Span 374 Students Go Above And Beyond

Spanish in the Community course surpasses required hours of service under direction of Dr. Rodriguez

One of the requirements of taking a course with Dr. Ana Patricia Rodríguez, often, is a service learning component. In fact, it is the keystone in her course, Span 374, Spanish in the Community. Students learn the context, “for understanding, communicating with, and working with the Spanish-speaking community”. Home to the third largest Central American community in the United States, Washington D.C. is abundant with opportunities to work with the community, and to learn together.

As with everything Covid has touched, the course needed to be modified from its traditional version. Before the pandemic, students would go to Hollywood Elementary outside of College Park and work with students on their homework, and with parents on their English. This semester, with thanks to the Latino Student Fund, University of Maryland students used online resources, such as Zoom, Khan Academy, and Duolingo, to connect and learn with elementary students remotely.

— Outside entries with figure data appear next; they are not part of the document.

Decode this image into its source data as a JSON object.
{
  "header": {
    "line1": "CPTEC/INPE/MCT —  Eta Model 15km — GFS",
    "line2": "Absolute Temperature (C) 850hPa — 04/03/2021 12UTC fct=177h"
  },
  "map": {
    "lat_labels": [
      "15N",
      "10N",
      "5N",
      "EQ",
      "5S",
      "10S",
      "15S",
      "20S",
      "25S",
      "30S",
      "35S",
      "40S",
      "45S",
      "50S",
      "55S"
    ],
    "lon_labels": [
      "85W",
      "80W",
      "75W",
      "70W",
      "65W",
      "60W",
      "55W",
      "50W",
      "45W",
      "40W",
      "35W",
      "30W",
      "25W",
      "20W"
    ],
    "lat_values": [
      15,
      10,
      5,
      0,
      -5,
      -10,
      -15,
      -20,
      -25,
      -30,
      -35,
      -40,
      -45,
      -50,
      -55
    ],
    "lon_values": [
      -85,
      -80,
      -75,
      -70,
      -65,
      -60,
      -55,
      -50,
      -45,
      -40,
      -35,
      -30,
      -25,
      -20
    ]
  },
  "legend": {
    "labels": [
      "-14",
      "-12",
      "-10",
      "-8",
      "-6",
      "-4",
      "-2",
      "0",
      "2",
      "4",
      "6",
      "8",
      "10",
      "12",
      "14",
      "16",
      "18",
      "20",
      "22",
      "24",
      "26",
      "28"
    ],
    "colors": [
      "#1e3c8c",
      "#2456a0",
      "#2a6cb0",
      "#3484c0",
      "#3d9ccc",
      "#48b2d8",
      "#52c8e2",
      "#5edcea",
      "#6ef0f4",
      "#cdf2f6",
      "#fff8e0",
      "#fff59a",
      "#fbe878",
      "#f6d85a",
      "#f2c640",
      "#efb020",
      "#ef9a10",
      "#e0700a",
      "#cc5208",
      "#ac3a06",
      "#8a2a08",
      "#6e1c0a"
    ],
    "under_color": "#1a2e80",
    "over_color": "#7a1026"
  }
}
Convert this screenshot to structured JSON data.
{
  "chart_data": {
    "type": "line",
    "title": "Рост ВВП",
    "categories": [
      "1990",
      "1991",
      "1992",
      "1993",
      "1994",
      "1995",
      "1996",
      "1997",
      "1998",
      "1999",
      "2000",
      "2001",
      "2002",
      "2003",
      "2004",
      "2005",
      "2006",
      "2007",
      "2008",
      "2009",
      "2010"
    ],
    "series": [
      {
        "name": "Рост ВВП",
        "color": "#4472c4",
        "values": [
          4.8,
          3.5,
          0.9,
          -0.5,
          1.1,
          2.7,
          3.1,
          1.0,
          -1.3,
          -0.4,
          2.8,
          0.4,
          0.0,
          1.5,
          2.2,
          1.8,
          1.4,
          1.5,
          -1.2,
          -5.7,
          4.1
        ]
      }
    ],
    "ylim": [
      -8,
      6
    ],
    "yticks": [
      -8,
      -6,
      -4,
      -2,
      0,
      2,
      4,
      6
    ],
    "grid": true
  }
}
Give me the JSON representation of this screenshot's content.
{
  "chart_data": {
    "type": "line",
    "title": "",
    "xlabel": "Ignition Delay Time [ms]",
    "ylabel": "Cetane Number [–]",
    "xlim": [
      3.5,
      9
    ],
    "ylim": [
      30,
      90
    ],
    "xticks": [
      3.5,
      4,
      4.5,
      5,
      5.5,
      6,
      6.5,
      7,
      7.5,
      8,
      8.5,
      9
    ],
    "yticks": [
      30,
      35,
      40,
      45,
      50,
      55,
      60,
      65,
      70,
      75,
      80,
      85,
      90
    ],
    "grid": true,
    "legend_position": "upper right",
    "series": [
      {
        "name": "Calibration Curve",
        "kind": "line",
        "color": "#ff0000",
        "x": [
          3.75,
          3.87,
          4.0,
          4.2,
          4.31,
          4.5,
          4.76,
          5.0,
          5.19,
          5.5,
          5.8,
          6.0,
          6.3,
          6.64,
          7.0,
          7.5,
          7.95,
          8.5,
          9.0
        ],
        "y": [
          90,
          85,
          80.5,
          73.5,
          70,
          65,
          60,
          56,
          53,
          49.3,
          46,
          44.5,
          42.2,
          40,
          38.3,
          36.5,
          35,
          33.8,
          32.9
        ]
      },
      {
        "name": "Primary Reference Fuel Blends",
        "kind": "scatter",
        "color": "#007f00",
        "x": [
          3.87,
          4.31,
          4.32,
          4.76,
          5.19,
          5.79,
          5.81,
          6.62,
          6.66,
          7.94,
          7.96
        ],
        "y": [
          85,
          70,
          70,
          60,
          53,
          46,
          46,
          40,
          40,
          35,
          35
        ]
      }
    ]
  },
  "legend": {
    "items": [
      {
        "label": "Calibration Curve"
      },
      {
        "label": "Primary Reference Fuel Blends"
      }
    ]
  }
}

In the Fall 2020 semester, students in Dr. Rodríguez’s class completed 183 hours of online tutoring around the DMV, with several students going above and beyond by completing 19, 26 and 38 service hours. The requirement for each student was between 6-8 hours. Of her class, she writes, “I am so grateful to my students in SPAN374 for working so hard on top of completing course readings and many other assignments and for filling a great need in the community during the pandemic. In my eyes, my students are s/heroes.” 

Malia WIlson, a student in Dr. Rodríguez’s course said, “The service learning component exceeded my expectations! When I signed up for the course, I thought our work in the community would consist of volunteering on one or two occasions but I’m glad that wasn’t the case. By volunteering continuously throughout the semester, we were better able to incorporate what we were learning in class into our tutoring sessions.”

“I am a firm believer in the power of service-learning when done in critical, reflexive ways. I believe that the SLLC should make service-learning a graduation requirement across the board in our programs and departments. As we say in Spanish, sí se puede--it can absolutely be done. It is not difficult, but such work does require commitment, time, and will.”.